New Zealand’s problem with damp, cold homes is due to our national building laws not requiring insulation until 1978. There was a mistaken belief that New Zealand’s climate was so mild that it was not needed. A few Councils required insulation prior to 1978 and some wise builders installed it, but the legacy was 700,000 older homes without insulation.
Retrofitting insulation into these homes is a massive undertaking. It needs a pragmatic approach because for some homes it is impractical. The biggest gains are in ceiling and underfloor insulation.
National set out on this task when elected in 2008. I took the view that before the Government told others what to do we needed to get our own house in order. My first priority as Housing Minister was insulating the 30,000 state houses that were not insulated, which we completed in 2015.
The second phase was a subsidy scheme called Warm-Up New Zealand. We invested $440 million in the programme and got over 300,000 homes insulated, including 6,000 in Nelson and Tasman.
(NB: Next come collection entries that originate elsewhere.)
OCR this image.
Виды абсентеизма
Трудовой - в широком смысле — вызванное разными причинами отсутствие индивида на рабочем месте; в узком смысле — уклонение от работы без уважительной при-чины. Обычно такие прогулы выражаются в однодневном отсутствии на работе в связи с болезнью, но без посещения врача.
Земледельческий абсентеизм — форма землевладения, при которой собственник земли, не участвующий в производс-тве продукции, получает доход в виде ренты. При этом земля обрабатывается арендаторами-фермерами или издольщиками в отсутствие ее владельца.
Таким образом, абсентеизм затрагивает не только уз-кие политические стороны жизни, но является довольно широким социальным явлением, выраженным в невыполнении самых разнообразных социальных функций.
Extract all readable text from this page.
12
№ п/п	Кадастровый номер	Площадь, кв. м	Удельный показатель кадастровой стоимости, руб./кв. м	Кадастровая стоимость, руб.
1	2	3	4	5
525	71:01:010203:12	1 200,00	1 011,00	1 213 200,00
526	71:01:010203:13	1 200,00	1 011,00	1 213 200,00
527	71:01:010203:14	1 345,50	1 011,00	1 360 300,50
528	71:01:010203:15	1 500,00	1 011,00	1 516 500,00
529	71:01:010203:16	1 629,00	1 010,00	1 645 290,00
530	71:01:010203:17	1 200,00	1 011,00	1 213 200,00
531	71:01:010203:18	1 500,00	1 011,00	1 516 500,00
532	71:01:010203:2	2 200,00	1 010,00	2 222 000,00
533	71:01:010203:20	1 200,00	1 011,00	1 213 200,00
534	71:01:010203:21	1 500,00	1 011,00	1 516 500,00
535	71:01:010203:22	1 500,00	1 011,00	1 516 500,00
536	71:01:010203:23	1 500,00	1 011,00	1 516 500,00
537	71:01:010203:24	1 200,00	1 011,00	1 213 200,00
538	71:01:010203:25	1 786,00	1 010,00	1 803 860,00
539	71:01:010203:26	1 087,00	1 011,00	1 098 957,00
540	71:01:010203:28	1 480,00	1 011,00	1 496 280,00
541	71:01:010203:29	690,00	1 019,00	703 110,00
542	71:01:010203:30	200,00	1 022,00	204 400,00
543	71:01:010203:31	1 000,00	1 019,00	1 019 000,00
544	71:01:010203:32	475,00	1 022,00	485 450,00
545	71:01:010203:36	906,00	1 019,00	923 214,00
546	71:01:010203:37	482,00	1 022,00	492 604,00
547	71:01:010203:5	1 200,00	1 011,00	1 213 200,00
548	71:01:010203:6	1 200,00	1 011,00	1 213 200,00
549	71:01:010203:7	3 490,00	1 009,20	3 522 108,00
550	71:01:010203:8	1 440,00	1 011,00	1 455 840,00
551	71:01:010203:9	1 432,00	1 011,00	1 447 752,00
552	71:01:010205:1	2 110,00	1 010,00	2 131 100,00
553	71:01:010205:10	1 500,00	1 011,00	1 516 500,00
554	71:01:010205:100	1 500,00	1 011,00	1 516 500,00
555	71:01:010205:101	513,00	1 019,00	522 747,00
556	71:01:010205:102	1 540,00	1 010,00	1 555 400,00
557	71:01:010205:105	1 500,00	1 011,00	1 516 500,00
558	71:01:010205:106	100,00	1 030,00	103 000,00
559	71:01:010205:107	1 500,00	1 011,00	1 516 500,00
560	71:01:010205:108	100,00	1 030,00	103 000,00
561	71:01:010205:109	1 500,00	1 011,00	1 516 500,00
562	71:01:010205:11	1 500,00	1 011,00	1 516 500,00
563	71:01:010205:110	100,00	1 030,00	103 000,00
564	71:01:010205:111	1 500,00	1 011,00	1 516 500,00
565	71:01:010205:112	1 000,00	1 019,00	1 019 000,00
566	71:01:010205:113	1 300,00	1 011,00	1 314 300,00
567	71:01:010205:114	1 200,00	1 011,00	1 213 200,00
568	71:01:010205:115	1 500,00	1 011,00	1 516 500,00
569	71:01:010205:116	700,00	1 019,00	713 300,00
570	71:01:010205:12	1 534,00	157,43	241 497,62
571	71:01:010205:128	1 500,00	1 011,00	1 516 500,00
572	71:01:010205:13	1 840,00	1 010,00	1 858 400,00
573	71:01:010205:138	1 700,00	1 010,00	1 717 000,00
It was great working locally with people like Councillor Bill Dahlberg who led the local Warmer, Healthier Homes Trust and Paul Brockie from Absolute Energy.
Most of the uptake of the subsidy was by home owners. The problem with tenanted properties is that neither the landlord nor the tenant has the right incentives to get the insulation installed.
The third phase was my regulations requiring rental homes to be insulated. It included some pragmatic exemptions. It gave landlords three years to get the insulation installed. There has been a mad rush this month to meet the 1 July 2019 deadline.
There is still a job to do in ensuring compliance with the new insulation law. I set up a new Ministry Compliance unit to help enforce the law. I also encourage any tenants to get in touch with my office if their home has not been insulated.
There is still a last group of about 100,000 older owner-occupied homes nationally and 2,000 locally that need insulating. Grants of up to 67% of the cost are still available for homeowners that can be accessed through EECA or by contacting my office.
This work over the last ten years has got over 500,000 homes nationally and 10,000 locally insulated. One million New Zealanders and 20,000 Nelsonians are warmer and drier. The benefits are less people getting sick and fewer work or school days lost. Researchers have estimated it is saving over 100 lives a year. It is also saving millions of kilowatt hours of electricity. People sometimes ask why I am in politics. It is getting to do good practical stuff like this.